Natasha Khan a toujours traité la musique pop comme si elle envoûtait ; ses pincées de synthé-basse et ses pincées de paroles fantastiques créent un éclat incomparable. En près de 20 ans sous le nom de Bat for Lashes, l'auteure-compositrice-interprète est devenue une rêveuse experte – son dernier album, 2019 Filles perdues, a été écrit du point de vue d’un gang de motards féminins – et sa théâtralité lui a valu de fréquentes comparaisons avec Kate Bush. Puis, en 2020, Khan a eu un bébé. Son corps est devenu impossible à ignorer et sa tendresse a inspiré son dernier album. Dédié et nommé d'après la fille de Khan, Le rêve de Delphes propose plusieurs expériences intrigantes adjacentes à l'ambiance, jusqu'à ce que son enchantement s'efface comme une pensée à moitié formée.

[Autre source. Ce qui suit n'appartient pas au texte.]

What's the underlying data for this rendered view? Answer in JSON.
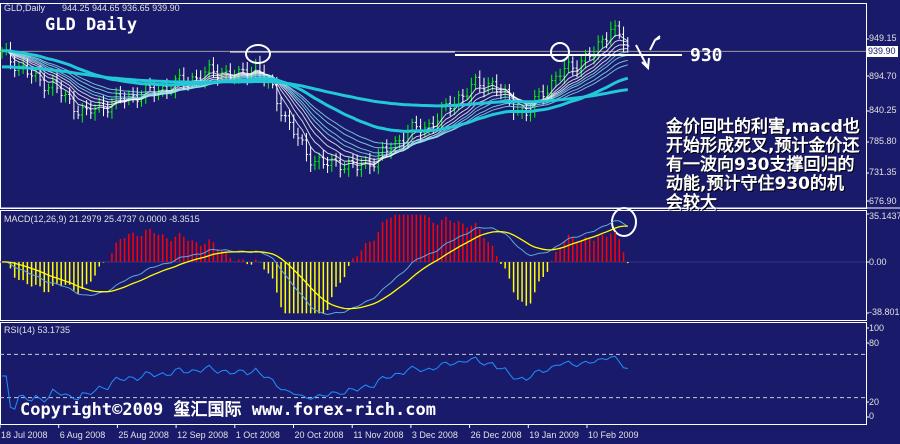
{
  "header": {
    "symbol_info": "GLD,Daily",
    "ohlc": "944.25 944.65 936.65 939.90",
    "big_title": "GLD Daily"
  },
  "annotations": {
    "level_label": "930",
    "note": "金价回吐的利害,macd也开始形成死叉,预计金价还有一波向930支撑回归的动能,预计守住930的机会较大",
    "copyright": "Copyright©2009 玺汇国际 www.forex-rich.com"
  },
  "colors": {
    "background": "#1a1a6b",
    "bull": "#00ff00",
    "bear": "#ffffff",
    "ma_thick": "#22c8d8",
    "macd_pos": "#ff0000",
    "macd_neg": "#ffff00",
    "signal": "#ffff00",
    "rsi": "#1e90ff"
  },
  "chart_data": [
    {
      "type": "candlestick",
      "title": "GLD Daily",
      "last_price": "939.90",
      "y_ticks": [
        "949.15",
        "894.70",
        "840.25",
        "785.80",
        "731.35",
        "676.90"
      ],
      "ylim": [
        676.9,
        1003
      ],
      "x_ticks": [
        "18 Jul 2008",
        "6 Aug 2008",
        "25 Aug 2008",
        "12 Sep 2008",
        "1 Oct 2008",
        "20 Oct 2008",
        "11 Nov 2008",
        "3 Dec 2008",
        "26 Dec 2008",
        "19 Jan 2009",
        "10 Feb 2009"
      ],
      "closes_every_4_bars": [
        935,
        915,
        890,
        880,
        850,
        830,
        845,
        855,
        865,
        870,
        880,
        890,
        900,
        905,
        895,
        915,
        870,
        810,
        760,
        740,
        745,
        735,
        750,
        770,
        800,
        805,
        830,
        860,
        880,
        885,
        850,
        830,
        870,
        900,
        920,
        935,
        985,
        945
      ],
      "support_level": 930
    },
    {
      "type": "bar",
      "title": "MACD(12,26,9) 21.2979 25.4737 0.0000 -8.3515",
      "y_ticks": [
        "35.1437",
        "0.00",
        "-38.8013"
      ],
      "ylim": [
        -38.8013,
        35.1437
      ]
    },
    {
      "type": "line",
      "title": "RSI(14) 53.1735",
      "y_ticks": [
        "100",
        "80",
        "20",
        "0"
      ],
      "ylim": [
        0,
        100
      ],
      "levels": [
        80,
        20
      ]
    }
  ]
}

Pour poursuivre les comparaisons avec Kate Bush, Le rêve de Delphes est celui de Khan Aérien. Comme cet album de 2005, dans lequel Bush, typiquement énigmatique, décrit son fils comme un rayon de soleil, Le rêve de Delphes voit Khan échanger sa sensualité personnelle – les chevaux sauvages et les baisers pleureurs des albums passés – contre des réflexions plus terrestres. Le rêve sonne souvent comme une version découpée de la discographie de Khan, prenant ses cordes bien-aimées, ses synthés minables des années 80 et ses tambours en coquillages et les découpant en limaces translucides. L'instrumental « Breaking Up » tremble lentement, comme beaucoup de chansons pop douces-amères de Khan, avec une imposante ligne de basse synthé qui gargouille comme un estomac vide. La harpiste Mary Lattimore libère des étoiles dans la chanson titre, correspondant à la tendance de Bat for Lashes à utiliser des cordes comme édulcorant. Khan chante de manière hypnotique « le lait et la lumière opale ». C'est joli tout cela, mais, en comparaison avec ses compositions plus copieuses, il manque de protéines.
Khan est une maximaliste efficace lorsqu'elle se permet de l'être, inondant tout de synthés en cascade – chaque seconde devrait être une cascade ou un buste. L'envie d'agrandir les choses se traduit bien dans la musique d'ambiance mélodique qui constitue la majeure partie de Le rêve, donc des chansons comme « The Midwives Have Left » ont une belle flottabilité semblable à celle d’un ballon. La voix floue de Khan s'éclaircit alors qu'elle plonge dans des roucoulements en apesanteur, nichés dans les éclats de piano. Ces moments sont parmi les plus transportants de l'album ; ils rappellent la meilleure musique expérimentale sur la maternité, comme Moelle par Bjork. Quelques chansons sur Le rêve de Delphes ils sont un peu trop sous-développés et finissent par se dissiper dans les airs. Mais ce sont les paroles de Khan, toujours aussi pleines de gravité et de grâce, qui empêchent l'album de s'enliser. « Souvenez-vous que vous venez d'une spirale qui se déroule », chante Khan sur « Lettre à ma fille » avec la perspicacité mesurée de la maternité. Dans cette musique, la maternité semble aussi surnaturelle que ressentie par les personnes qui la vivent.